Cependant, pour bénéficier de tous les avantages de l’écimage, le respect d’un minimum d’exigence est nécessaire, insiste l’entomologiste Daouda Maïga : « l’écimage de cotonnier doit être associé à des interventions sur seuil et se faire à la bonne date. »
Le paysan et son flair
En effet, le cycle du cotonnier dure en moyenne, en fonction des variétés, 120 jours, avant la maturation des premières capsules. « Le seuil est atteint lorsqu’on remarque la présence d’au moins trois chenilles ravageurs (les piqueurs-suceurs) sur les cinq premières feuilles dans un espace contenant 25 pieds de cotonniers », explique Daouda Maïga. Puis ajoute-t-il, « pour réduire les agressions des ravageurs il faut couper la tête du cotonnier, à partir du soixante cinquième (65e) jour, soit 10 jours après l’apparition de la première fleur. »

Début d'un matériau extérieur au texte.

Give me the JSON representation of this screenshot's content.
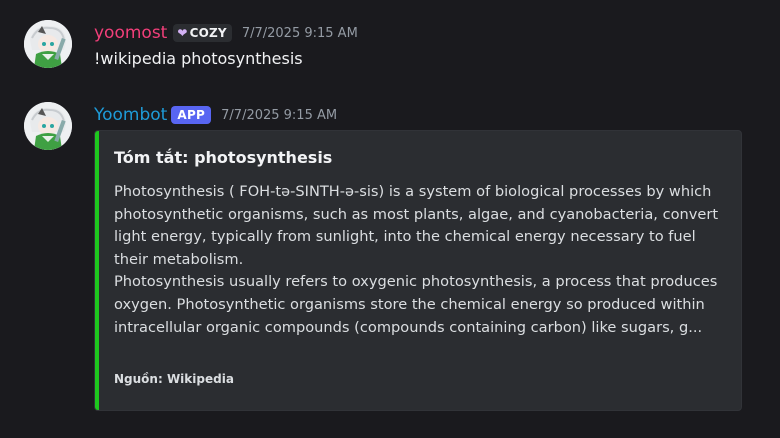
{
  "messages": [
    {
      "username": "yoomost",
      "role_tag": "COZY",
      "role_icon": "heart-icon",
      "timestamp": "7/7/2025 9:15 AM",
      "content": "!wikipedia photosynthesis",
      "username_color": "#f23f7a"
    },
    {
      "username": "Yoombot",
      "app_tag": "APP",
      "timestamp": "7/7/2025 9:15 AM",
      "username_color": "#1e9bd8",
      "embed": {
        "title": "Tóm tắt: photosynthesis",
        "paragraph1": "Photosynthesis ( FOH-tə-SINTH-ə-sis) is a system of biological processes by which photosynthetic organisms, such as most plants, algae, and cyanobacteria, convert light energy, typically from sunlight, into the chemical energy necessary to fuel their metabolism.",
        "paragraph2": "Photosynthesis usually refers to oxygenic photosynthesis, a process that produces oxygen. Photosynthetic organisms store the chemical energy so produced within intracellular organic compounds (compounds containing carbon) like sugars, g...",
        "footer": "Nguồn: Wikipedia",
        "accent_color": "#1ec71e"
      }
    }
  ]
}
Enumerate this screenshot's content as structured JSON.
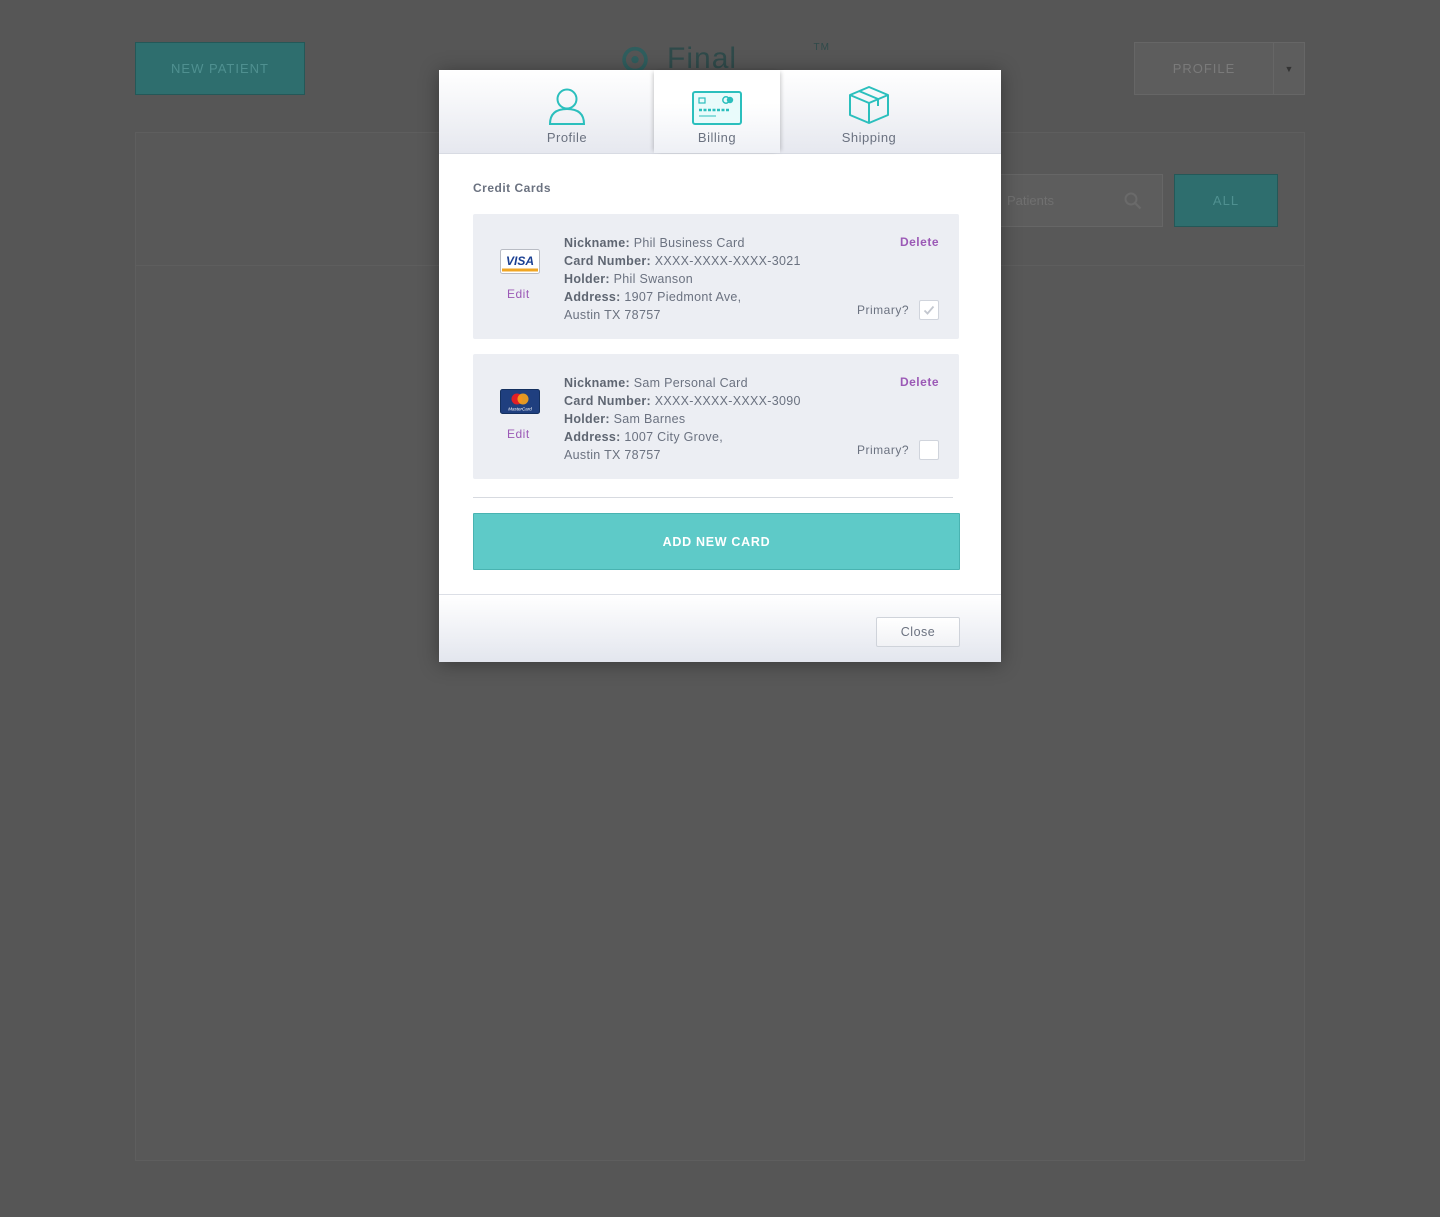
{
  "background": {
    "new_patient_label": "NEW PATIENT",
    "logo_text": "Final Wires",
    "logo_tm": "TM",
    "profile_label": "PROFILE",
    "search_placeholder": "Patients",
    "all_label": "ALL"
  },
  "modal": {
    "tabs": [
      {
        "label": "Profile",
        "icon": "person-icon"
      },
      {
        "label": "Billing",
        "icon": "credit-card-icon",
        "active": true
      },
      {
        "label": "Shipping",
        "icon": "box-icon"
      }
    ],
    "section_title": "Credit Cards",
    "cards": [
      {
        "brand": "VISA",
        "edit_label": "Edit",
        "nickname_label": "Nickname:",
        "nickname": "Phil Business Card",
        "number_label": "Card Number:",
        "number": "XXXX-XXXX-XXXX-3021",
        "holder_label": "Holder:",
        "holder": "Phil Swanson",
        "address_label": "Address:",
        "address_line1": "1907 Piedmont Ave,",
        "address_line2": "Austin TX 78757",
        "delete_label": "Delete",
        "primary_label": "Primary?",
        "primary": true
      },
      {
        "brand": "MasterCard",
        "edit_label": "Edit",
        "nickname_label": "Nickname:",
        "nickname": "Sam Personal Card",
        "number_label": "Card Number:",
        "number": "XXXX-XXXX-XXXX-3090",
        "holder_label": "Holder:",
        "holder": "Sam Barnes",
        "address_label": "Address:",
        "address_line1": "1007 City Grove,",
        "address_line2": "Austin TX 78757",
        "delete_label": "Delete",
        "primary_label": "Primary?",
        "primary": false
      }
    ],
    "add_button_label": "ADD NEW CARD",
    "close_label": "Close"
  },
  "colors": {
    "accent": "#5ecac8",
    "link": "#9b59b6",
    "icon": "#2bbfbd"
  }
}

Salifou Bagayoko et son jeune frère Oumar Bagayoko, tous deux cultivateurs de coton à Faragouaran, un village du secteur de la Compagnie malienne pour le développement des textiles (CMDT), à Bougouni, ont fait l’expérience dans leur champ. « Le résultat est spectaculaire » témoigne Salifou.

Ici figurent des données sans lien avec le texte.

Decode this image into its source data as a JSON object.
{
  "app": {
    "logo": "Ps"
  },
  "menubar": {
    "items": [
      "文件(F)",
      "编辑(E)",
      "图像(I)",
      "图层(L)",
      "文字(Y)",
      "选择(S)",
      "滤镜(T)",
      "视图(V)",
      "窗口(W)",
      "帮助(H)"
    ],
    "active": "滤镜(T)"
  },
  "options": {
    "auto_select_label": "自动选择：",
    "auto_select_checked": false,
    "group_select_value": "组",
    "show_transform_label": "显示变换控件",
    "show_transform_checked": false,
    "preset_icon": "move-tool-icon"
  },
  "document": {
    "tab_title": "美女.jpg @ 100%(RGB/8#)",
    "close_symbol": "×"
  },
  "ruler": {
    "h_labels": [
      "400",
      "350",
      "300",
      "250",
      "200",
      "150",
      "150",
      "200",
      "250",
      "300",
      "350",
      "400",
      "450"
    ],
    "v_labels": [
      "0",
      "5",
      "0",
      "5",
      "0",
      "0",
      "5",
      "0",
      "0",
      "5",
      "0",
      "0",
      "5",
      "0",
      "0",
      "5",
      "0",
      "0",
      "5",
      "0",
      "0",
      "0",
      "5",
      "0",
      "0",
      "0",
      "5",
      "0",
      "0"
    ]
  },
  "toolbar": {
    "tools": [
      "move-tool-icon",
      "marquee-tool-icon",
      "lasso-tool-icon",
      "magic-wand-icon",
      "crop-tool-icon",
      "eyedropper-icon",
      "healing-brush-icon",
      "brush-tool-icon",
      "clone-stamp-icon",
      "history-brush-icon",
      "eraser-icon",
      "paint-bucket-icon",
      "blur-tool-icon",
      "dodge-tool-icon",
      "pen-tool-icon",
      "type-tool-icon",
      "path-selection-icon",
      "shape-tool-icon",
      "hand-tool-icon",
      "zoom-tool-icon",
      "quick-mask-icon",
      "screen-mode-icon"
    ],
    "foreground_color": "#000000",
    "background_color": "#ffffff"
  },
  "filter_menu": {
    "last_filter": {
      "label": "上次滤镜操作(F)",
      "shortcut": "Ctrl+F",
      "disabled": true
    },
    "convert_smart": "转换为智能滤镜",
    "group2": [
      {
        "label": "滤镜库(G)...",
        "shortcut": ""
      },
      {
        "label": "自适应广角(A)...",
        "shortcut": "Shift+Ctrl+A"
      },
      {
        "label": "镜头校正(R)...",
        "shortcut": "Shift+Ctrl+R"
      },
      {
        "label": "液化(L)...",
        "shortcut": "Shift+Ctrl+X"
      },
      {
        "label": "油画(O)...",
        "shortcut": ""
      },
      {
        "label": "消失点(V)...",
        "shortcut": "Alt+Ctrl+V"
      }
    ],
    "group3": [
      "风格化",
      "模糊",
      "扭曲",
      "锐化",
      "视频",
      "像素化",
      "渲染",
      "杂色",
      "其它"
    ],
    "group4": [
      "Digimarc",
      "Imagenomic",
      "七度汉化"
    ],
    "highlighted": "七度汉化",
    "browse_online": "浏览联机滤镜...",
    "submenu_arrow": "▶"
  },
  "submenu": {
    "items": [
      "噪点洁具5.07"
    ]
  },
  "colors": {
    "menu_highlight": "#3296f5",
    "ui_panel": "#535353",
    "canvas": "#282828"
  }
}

« Dans mon champ d’un hectare de cotonniers, j’ai essayé l’écimage sur un quart d’hectare. A vrai dire, il y a moins de dépenses à faire pour un champ écimé qu’un champ non écimé. Et, les capsules de coton du champ écimé étaient plus volumineuses, plus blanches que les autres. Ce qui a fait que nous avons récolté plusieurs kilogrammes de coton que d’habitude », se réjouit Salifou. Mais son jeune frère bien que satisfaire du résultat, n’a pas manqué d’expliquer que « la technique demande assez de main d’œuvre et une attention particulière du paysan. »
Interrogé par JSTM, Pr Mamy Soumaré reconnaît que « la réalisation de l’écimage à une date précise demande une main d’œuvre au sein de l’exploitation, à une période où d’autres travaux sont à faire. » Toutefois, lorsque « l’écimage est pratiqué à 100% sur tous les plants, il permet de réduire à 65% les populations des ravageurs par rapport aux parcelles non traitées, d’augmenter le rendement et d’améliorer la longueur de la fibre de coton. »

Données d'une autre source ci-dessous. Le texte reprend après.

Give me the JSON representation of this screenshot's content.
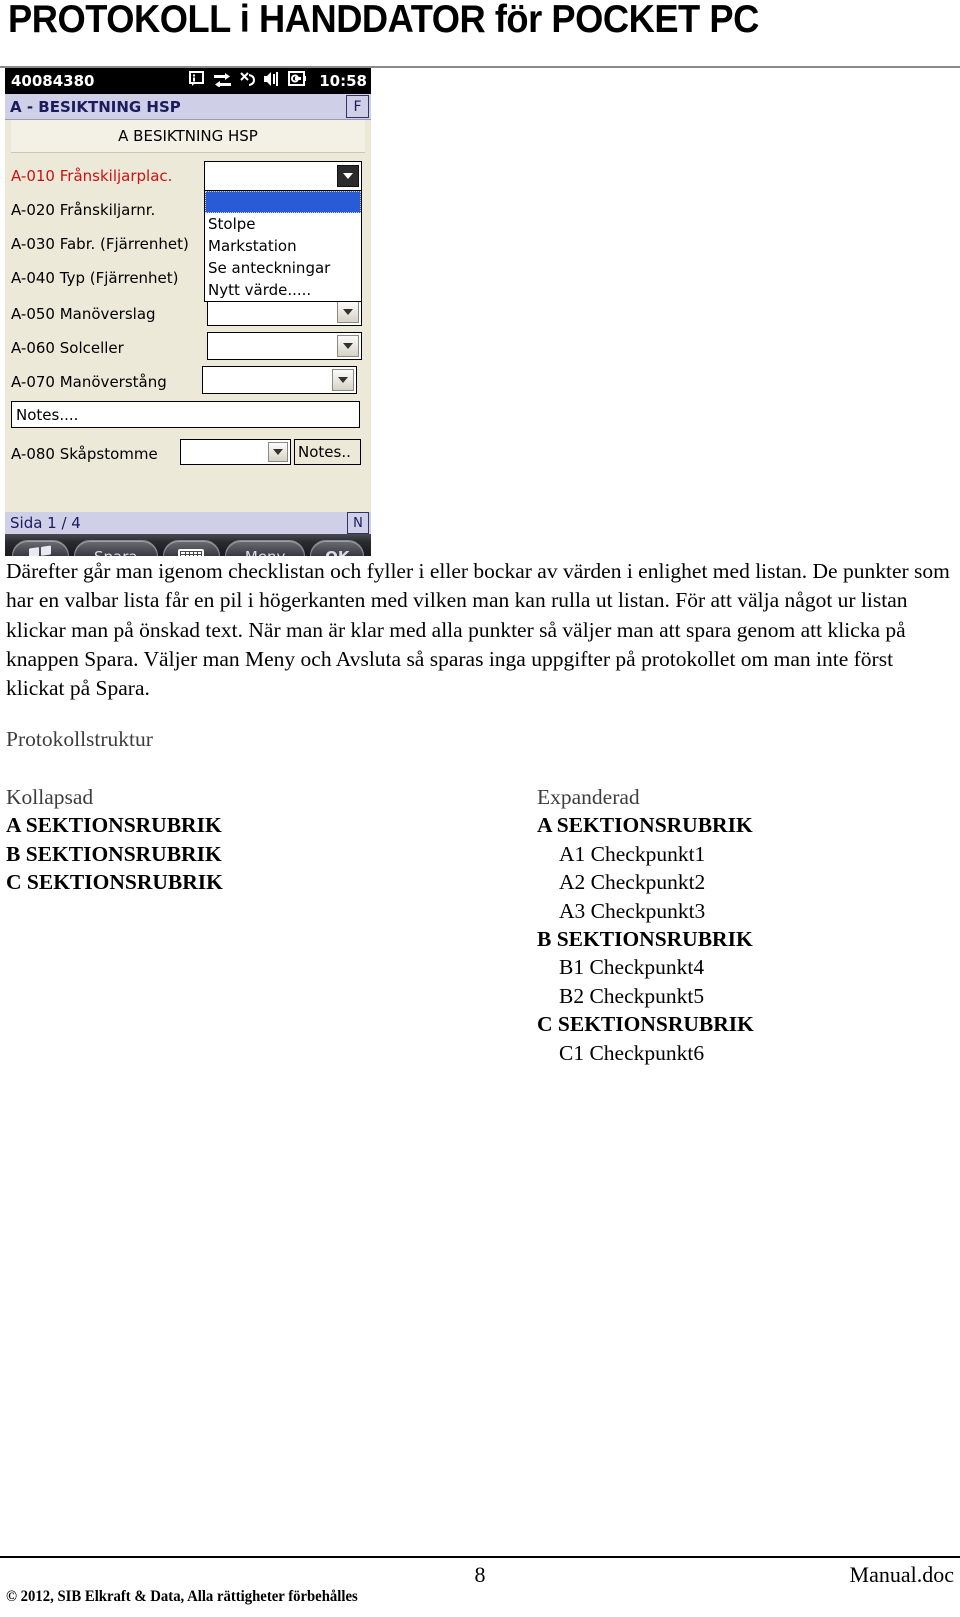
{
  "document": {
    "title": "PROTOKOLL i HANDDATOR för POCKET PC"
  },
  "pda": {
    "status_bar": {
      "client_id": "40084380",
      "clock": "10:58",
      "icons": [
        "notification-icon",
        "sync-icon",
        "wireless-off-icon",
        "speaker-icon",
        "battery-plug-icon"
      ]
    },
    "title_bar": {
      "title": "A - BESIKTNING HSP",
      "flag_button": "F"
    },
    "section_header": "A BESIKTNING HSP",
    "rows": [
      {
        "label": "A-010 Frånskiljarplac.",
        "active": true
      },
      {
        "label": "A-020 Frånskiljarnr.",
        "active": false
      },
      {
        "label": "A-030 Fabr. (Fjärrenhet)",
        "active": false
      },
      {
        "label": "A-040 Typ (Fjärrenhet)",
        "active": false
      },
      {
        "label": "A-050 Manöverslag",
        "active": false
      },
      {
        "label": "A-060 Solceller",
        "active": false
      },
      {
        "label": "A-070 Manöverstång",
        "active": false
      },
      {
        "label": "A-080 Skåpstomme",
        "active": false
      }
    ],
    "dropdown": {
      "selected_value": "",
      "options": [
        "",
        "Stolpe",
        "Markstation",
        "Se anteckningar",
        "Nytt värde....."
      ]
    },
    "notes_field": "Notes....",
    "notes_button": "Notes..",
    "page_bar": {
      "text": "Sida 1 / 4",
      "note_button": "N"
    },
    "toolbar": [
      {
        "name": "start-button",
        "label": "",
        "icon": "windows-flag-icon"
      },
      {
        "name": "save-button",
        "label": "Spara",
        "icon": ""
      },
      {
        "name": "keyboard-button",
        "label": "",
        "icon": "keyboard-icon"
      },
      {
        "name": "menu-button",
        "label": "Meny",
        "icon": ""
      },
      {
        "name": "ok-button",
        "label": "OK",
        "icon": ""
      }
    ]
  },
  "body": {
    "paragraph": "Därefter går man igenom checklistan och fyller i eller bockar av värden i enlighet med listan. De punkter som har en valbar lista får en pil i högerkanten med vilken man kan rulla ut listan. För att välja något ur listan klickar man på önskad text. När man är klar med alla punkter så väljer man att spara genom att klicka på knappen Spara. Väljer man Meny och Avsluta så sparas inga uppgifter på protokollet om man inte först klickat på Spara.",
    "section_heading": "Protokollstruktur",
    "structure": {
      "collapsed": {
        "caption": "Kollapsad",
        "lines": [
          {
            "text": "A SEKTIONSRUBRIK",
            "kind": "rub"
          },
          {
            "text": "B SEKTIONSRUBRIK",
            "kind": "rub"
          },
          {
            "text": "C SEKTIONSRUBRIK",
            "kind": "rub"
          }
        ]
      },
      "expanded": {
        "caption": "Expanderad",
        "lines": [
          {
            "text": "A SEKTIONSRUBRIK",
            "kind": "rub"
          },
          {
            "text": "A1 Checkpunkt1",
            "kind": "chk"
          },
          {
            "text": "A2 Checkpunkt2",
            "kind": "chk"
          },
          {
            "text": "A3 Checkpunkt3",
            "kind": "chk"
          },
          {
            "text": "B SEKTIONSRUBRIK",
            "kind": "rub"
          },
          {
            "text": "B1 Checkpunkt4",
            "kind": "chk"
          },
          {
            "text": "B2 Checkpunkt5",
            "kind": "chk"
          },
          {
            "text": "C SEKTIONSRUBRIK",
            "kind": "rub"
          },
          {
            "text": "C1 Checkpunkt6",
            "kind": "chk"
          }
        ]
      }
    }
  },
  "footer": {
    "page_number": "8",
    "document_name": "Manual.doc",
    "copyright": "© 2012, SIB Elkraft & Data, Alla rättigheter förbehålles"
  }
}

L’écimage est « une technique salutaire, surtout en ce moment où l’efficacité de la lutte chimique systématique contre les ravageurs du cotonnier est régulièrement remise en cause dans notre pays », affirme le biologiste Hamadoun Babana du Laboratoire de recherche en Microbiologie et Biotechnologie microbienne de Bamako (LaboREM-Biotech). Mais, l’expert indépendant s’interroge « si le fait de couper la tête du cotonnier ne laisse pas une porte ouverte à d’autres pathologies. »
Selon Pr Mamy Soumaré « cette inquiétude a été prise en compte dans les travaux antérieurs qui ont montré que l’écimage effectué à la bonne date n’affecte pas la santé des plants de cotonniers ce qui a conduit les chercheurs à mettre la technique en diffusion. »
Actuellement, les producteurs de coton fondent un grand espoir sur cette nouvelle technique dont la diffusion à grande échelle se fait présentement par la CMDT, l’Office de la haute vallée du Niger et la Confédération des sociétés-coopératives des producteurs de coton, dans le cadre du projet AgrECo.